Никто не мог сравниться в этом с Аминой; никто никогда не прилагал столько усилий к чему бы то ни было. Темнокожая, с блестящими глазами, моя мать от природы была самой дотошной женщиной на земле. Она прилежно расставляла цветы в коридорах и комнатах своего дома в Старом Дели; ковры выбирались с бесконечным тщанием. Она могла потратить двадцать пять минут, переставляя туда-сюда кресло. Когда она закончила устройство дома, добавив несколько штрихов здесь, изменив кое-какие детали там, Ахмед Синай обнаружил, что его сиротское жилище преобразилось, исполнившись нежности и любви. Амина вставала раньше него, прилежание заставляло ее стирать пыль отовсюду, даже с бамбуковых штор (пока он не согласился употреблять для этой работы хамала[37]); но Ахмед так и не узнал, что самым самоотверженным, самым решительным образом жена прилагала свои таланты не к внешней стороне их жизни, а к нему самому, Ахмеду Синаю.

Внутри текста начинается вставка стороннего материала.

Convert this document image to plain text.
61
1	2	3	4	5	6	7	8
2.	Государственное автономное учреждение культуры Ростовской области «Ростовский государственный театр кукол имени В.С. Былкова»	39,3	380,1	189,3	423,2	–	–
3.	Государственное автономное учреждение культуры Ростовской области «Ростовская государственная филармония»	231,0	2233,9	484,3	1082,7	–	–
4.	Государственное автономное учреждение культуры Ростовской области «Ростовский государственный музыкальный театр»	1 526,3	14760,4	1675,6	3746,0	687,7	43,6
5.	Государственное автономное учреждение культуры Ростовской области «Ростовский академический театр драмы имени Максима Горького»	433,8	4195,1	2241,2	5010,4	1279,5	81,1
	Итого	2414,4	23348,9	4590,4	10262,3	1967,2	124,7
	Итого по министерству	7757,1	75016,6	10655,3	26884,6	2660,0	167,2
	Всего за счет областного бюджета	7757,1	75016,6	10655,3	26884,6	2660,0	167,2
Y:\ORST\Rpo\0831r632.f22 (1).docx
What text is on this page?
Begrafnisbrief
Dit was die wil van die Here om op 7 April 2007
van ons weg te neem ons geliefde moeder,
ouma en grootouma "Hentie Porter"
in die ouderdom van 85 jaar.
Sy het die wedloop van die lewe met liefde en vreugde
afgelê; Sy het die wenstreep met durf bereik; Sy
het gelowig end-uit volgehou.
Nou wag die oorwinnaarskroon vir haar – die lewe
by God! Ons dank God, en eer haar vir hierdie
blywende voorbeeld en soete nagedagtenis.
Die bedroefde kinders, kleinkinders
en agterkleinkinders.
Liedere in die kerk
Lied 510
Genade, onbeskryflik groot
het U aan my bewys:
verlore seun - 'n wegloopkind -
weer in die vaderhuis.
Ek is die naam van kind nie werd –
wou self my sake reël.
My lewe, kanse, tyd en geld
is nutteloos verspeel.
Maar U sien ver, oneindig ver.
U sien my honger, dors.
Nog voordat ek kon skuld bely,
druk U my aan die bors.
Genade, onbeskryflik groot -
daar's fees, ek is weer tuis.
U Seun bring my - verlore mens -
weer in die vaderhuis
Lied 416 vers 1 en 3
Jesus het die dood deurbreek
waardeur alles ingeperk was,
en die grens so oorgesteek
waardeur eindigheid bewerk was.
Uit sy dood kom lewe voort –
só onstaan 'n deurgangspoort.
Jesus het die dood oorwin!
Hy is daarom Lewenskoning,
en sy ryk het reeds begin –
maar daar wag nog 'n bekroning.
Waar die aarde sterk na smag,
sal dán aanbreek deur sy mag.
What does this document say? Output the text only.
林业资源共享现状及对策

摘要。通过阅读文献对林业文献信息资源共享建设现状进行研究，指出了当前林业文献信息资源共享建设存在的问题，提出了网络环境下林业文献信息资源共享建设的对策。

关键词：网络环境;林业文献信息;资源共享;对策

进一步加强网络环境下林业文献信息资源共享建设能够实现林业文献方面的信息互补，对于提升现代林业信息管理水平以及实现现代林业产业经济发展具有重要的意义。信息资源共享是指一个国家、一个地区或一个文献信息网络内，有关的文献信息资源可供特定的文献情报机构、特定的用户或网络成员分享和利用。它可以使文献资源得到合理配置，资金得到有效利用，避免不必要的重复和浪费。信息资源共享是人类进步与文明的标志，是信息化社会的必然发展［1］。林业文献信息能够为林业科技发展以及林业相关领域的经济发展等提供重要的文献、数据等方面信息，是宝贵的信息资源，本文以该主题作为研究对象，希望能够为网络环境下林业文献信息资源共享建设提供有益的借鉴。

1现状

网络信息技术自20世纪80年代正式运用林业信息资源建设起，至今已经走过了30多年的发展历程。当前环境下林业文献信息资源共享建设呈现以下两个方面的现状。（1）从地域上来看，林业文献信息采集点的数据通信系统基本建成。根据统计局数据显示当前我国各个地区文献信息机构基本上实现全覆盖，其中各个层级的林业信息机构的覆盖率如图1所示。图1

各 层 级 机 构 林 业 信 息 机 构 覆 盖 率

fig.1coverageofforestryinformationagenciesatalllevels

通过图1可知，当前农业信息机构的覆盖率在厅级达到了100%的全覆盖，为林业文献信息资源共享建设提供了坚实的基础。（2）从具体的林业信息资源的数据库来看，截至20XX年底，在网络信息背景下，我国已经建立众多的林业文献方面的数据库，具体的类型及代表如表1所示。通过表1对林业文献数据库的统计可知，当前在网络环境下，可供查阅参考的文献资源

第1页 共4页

Зачем она вышла замуж? Чтобы утешиться, чтобы иметь детей. Но первые бессонные ночи, от которых шумело в голове, отодвигали главную цель в неопределенное будущее, да и дети не всегда появляются сразу. А потому Амина стала видеть во сне и наяву лицо поэта, которого должна была изгнать из своих мыслей, и просыпалась, шепча имя, которое запрещено было произносить. Вы спросите: как она с этим справлялась? Я отвечу: стискивала зубы и упорно боролась с собой. Вот что она твердила себе: «Неблагодарная дура, или ты не видишь, кто теперь твой муж? Или не знаешь, как положено относиться к мужу?» Чтобы избежать бесплодных споров по поводу того, как следует отвечать на эти вопросы, скажу сразу, что, по мнению моей матери, женщина должна хранить нерушимую верность супругу и любить его беззаветно, от всего сердца. Но трудность состояла вот в чем: Амина, чья голова была отуманена Надир Ханом и бессонницей, не могла со всей искренностью предоставить Ахмеду Синаю эти две вещи. И, призвав на помощь свой дар прилежания, она стала приучать себя к тому, чтобы любить мужа. Для этого она мысленно разделила его на составляющие, имея в виду как телесный его облик, так и привычки, каталогизируя в уме и раскладывая по ящичкам очертание губ, любимые словечки, предрассудки и предпочтения… короче говоря, и на нее простерлась власть продырявленной простыни, что висела между ее родителями, ибо она решила влюбиться в мужа по частям.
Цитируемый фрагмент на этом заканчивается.